Jez Abbott | Environmental Data Services | 16 August, 2016
Long-awaited regulations on seabed exploitation will not throw enough incentives to mining companies to coax them into investing in deep-sea drilling, legal experts warm.
Law firm Pinsent Masons’ energy and natural resources expert Steve Potter said a recent draft from the International Seabed Authority (ISA) needed more work.
“A huge amount of work still needs to be done to finalise the regulations if they are to provide a sensible regulatory framework,” Potter said.
“It needs to incentivise mining companies to commit significant investment into deep seabed mining in international waters.”
The working draft represents the first phase in the development of regulations including rules, regulations and procedures on environmental assessment and management of mining.
ISA is the international organisation set up by the United Nations to control activities on seabeds beyond national jurisdiction, with a focus on mineral resources.
New rules are due in two years’ time and ISA, which wants feedback on changes by November, has yet to publish details on environmental rules or the fee levels and royalties contractors must pay.
The ISA signed 15-year exploration contracts with 24 contractors, which must have a sponsoring state but can be privately owned companies.

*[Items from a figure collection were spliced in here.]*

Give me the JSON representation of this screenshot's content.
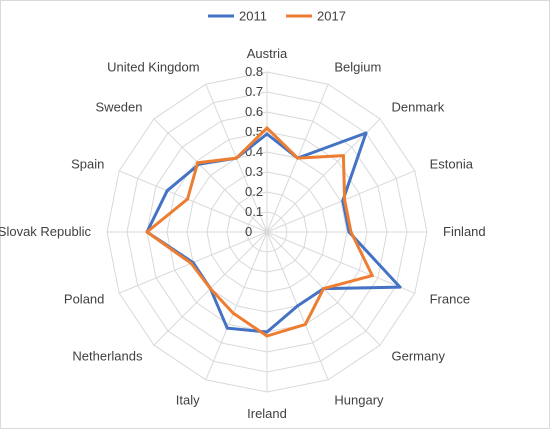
{
  "chart_data": {
    "type": "radar",
    "categories": [
      "Austria",
      "Belgium",
      "Denmark",
      "Estonia",
      "Finland",
      "France",
      "Germany",
      "Hungary",
      "Ireland",
      "Italy",
      "Netherlands",
      "Poland",
      "Slovak Republic",
      "Spain",
      "Sweden",
      "United Kingdom"
    ],
    "series": [
      {
        "name": "2011",
        "color": "#4472c4",
        "values": [
          0.49,
          0.4,
          0.7,
          0.41,
          0.41,
          0.72,
          0.4,
          0.4,
          0.5,
          0.52,
          0.4,
          0.4,
          0.6,
          0.54,
          0.48,
          0.4
        ]
      },
      {
        "name": "2017",
        "color": "#ed7d31",
        "values": [
          0.52,
          0.4,
          0.54,
          0.42,
          0.42,
          0.57,
          0.4,
          0.5,
          0.52,
          0.44,
          0.4,
          0.41,
          0.6,
          0.43,
          0.49,
          0.4
        ]
      }
    ],
    "ticks": [
      "0",
      "0.1",
      "0.2",
      "0.3",
      "0.4",
      "0.5",
      "0.6",
      "0.7",
      "0.8"
    ],
    "rmax": 0.8,
    "grid": true,
    "legend_position": "top"
  }
}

Several of these early exploration contracts were extended recently involving countries including the UK, China, Japan Russia, France, Germany and India.

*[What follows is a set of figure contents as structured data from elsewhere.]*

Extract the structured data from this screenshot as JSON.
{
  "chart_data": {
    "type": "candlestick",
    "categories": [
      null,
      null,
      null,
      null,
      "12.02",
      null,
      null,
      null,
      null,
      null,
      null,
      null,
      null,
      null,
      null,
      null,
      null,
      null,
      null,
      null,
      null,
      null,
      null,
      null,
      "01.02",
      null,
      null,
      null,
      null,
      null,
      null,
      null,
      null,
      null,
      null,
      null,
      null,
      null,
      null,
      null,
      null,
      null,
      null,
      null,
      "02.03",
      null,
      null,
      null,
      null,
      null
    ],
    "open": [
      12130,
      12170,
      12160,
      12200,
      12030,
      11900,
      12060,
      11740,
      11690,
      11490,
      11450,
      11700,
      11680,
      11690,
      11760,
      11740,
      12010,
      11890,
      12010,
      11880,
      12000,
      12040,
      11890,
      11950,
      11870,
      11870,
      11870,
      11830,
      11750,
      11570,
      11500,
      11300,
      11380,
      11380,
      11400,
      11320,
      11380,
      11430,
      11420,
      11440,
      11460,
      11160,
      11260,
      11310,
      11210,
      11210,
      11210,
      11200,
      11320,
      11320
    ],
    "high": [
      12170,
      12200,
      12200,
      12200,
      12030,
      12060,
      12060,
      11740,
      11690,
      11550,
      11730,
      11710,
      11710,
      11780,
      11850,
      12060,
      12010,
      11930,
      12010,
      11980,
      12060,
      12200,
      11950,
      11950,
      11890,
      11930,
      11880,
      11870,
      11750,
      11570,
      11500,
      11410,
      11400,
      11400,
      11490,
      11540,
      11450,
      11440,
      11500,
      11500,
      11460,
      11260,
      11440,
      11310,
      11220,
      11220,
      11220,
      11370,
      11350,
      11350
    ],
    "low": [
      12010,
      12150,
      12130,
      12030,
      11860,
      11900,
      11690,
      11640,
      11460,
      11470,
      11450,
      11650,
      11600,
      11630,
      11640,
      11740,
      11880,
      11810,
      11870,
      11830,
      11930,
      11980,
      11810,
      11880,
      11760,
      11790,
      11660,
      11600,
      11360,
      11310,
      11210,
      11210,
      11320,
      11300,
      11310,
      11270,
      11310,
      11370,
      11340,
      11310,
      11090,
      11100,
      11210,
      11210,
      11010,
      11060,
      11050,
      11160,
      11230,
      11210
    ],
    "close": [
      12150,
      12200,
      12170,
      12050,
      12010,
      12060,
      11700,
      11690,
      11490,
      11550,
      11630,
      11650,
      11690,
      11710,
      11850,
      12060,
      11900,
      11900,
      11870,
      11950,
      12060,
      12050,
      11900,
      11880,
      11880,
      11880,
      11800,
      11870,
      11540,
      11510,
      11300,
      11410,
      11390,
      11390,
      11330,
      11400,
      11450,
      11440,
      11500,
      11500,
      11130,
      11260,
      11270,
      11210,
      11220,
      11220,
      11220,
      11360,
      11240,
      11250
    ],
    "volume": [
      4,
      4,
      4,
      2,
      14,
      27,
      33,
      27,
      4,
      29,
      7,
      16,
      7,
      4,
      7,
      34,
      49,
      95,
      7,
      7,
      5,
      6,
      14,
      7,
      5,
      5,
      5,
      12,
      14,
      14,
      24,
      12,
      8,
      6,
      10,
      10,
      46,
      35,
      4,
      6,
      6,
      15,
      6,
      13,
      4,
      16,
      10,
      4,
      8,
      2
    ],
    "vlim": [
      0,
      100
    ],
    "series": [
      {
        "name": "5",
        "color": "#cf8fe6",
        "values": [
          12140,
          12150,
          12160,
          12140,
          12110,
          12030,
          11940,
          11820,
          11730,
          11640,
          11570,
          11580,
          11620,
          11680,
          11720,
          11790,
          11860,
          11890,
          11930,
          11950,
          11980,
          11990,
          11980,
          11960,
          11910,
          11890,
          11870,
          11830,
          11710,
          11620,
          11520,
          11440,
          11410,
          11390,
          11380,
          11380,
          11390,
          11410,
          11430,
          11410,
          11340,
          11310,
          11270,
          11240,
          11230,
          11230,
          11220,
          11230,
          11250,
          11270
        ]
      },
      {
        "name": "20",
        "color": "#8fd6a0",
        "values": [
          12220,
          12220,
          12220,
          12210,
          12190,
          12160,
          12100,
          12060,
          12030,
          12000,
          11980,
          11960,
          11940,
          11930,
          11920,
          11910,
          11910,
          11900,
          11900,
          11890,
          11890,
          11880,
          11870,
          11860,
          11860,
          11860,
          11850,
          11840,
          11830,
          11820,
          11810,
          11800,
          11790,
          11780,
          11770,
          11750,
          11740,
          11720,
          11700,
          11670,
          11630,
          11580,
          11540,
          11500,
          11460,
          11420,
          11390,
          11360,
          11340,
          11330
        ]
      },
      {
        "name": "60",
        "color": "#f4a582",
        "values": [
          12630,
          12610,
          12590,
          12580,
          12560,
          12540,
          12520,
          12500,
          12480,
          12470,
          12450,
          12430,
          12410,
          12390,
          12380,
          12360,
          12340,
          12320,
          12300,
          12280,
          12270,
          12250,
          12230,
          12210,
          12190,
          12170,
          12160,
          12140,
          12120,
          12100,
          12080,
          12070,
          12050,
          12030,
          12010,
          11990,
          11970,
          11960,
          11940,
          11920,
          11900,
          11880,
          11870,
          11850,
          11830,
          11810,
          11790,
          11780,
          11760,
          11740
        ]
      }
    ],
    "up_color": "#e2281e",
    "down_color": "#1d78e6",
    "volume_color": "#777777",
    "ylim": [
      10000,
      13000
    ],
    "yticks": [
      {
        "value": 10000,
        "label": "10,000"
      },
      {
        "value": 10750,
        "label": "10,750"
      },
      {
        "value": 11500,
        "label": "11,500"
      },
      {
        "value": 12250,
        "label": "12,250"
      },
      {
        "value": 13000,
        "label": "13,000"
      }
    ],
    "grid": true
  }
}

Contracts include exploration for polymetallic nodules in the Indian Ocean basin and cobalt-rich crusts in the Western Pacific Ocean.
However, Potter said:
“Much will depend on the level of royalty that contractors will have to pay to the ISA on minerals recovered and this has yet to be proposed.
“Current exploration contractors are also concerned by proposals to hold regulatory reviews after the first five years.
“These contractors have campaigned for regulatory stability to avoid more onerous regulation and cost increases that would threaten the economic viability of their projects.”
ISA is also proposing fees, payable for processing an exploitation application, which is expected to be significantly higher than the current exploration application fee.
Fees are also planned for the renewal of exploitation contracts, and for material changes to mining plans.